L’ami genevois condamné

Son ami genevois Ahmad Majbour, Suisse d’origine syrienne, a eu moins de chance. Il a été gardé en détention durant 24 heures. Emmené par la police au poste de la Servette, il y a passé la nuit avant d’être transféré aux violons de l’ancien Hôtel de police, boulevard Carl-Vogt. Il y a été entendu par un procureur puis relâché enfin ce mardi vers 17 h 30. Accusé d’avoir frappé les agents de sécurité des HUG, ce qu’il nie, il a été condamné à 60 jours-amendes avec sursis (à raison de 90 francs par jour) pour «violence ou menace contre les autorités et les fonctionnaires». Il a dix jours pour faire opposition. «J’ai 55 ans, dit-il, j’ai été opéré des mains, vous me voyez vraiment m’attaquer à ces mastodontes?»

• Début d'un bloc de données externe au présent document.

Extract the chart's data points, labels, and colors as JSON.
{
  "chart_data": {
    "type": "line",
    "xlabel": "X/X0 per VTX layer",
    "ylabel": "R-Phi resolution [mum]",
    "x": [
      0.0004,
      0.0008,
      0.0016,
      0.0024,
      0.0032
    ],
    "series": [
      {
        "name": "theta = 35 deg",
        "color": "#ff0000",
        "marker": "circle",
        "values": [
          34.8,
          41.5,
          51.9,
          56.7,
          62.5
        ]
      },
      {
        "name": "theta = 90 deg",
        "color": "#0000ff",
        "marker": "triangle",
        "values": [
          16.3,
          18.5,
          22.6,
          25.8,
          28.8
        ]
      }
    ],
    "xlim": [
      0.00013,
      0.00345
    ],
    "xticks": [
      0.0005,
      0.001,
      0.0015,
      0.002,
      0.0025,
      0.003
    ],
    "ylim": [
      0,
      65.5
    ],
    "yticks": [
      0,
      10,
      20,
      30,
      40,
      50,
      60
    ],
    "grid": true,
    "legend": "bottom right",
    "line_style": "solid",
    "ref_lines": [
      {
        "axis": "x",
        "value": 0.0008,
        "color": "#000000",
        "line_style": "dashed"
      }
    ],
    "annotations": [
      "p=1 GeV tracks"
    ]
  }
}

Quant à Mahmoud Hammad, le cameraman improvisé, c’est lui qui a reconduit à Lyon l’ancien maire d’Alep. Sa vidéo, il nous l’a montrée, mais hésitait dans un premier temps à la diffuser. «Je suis Genevois, je veux faire confiance à notre police et à notre justice, je tiens ces images à la disposition des juges.»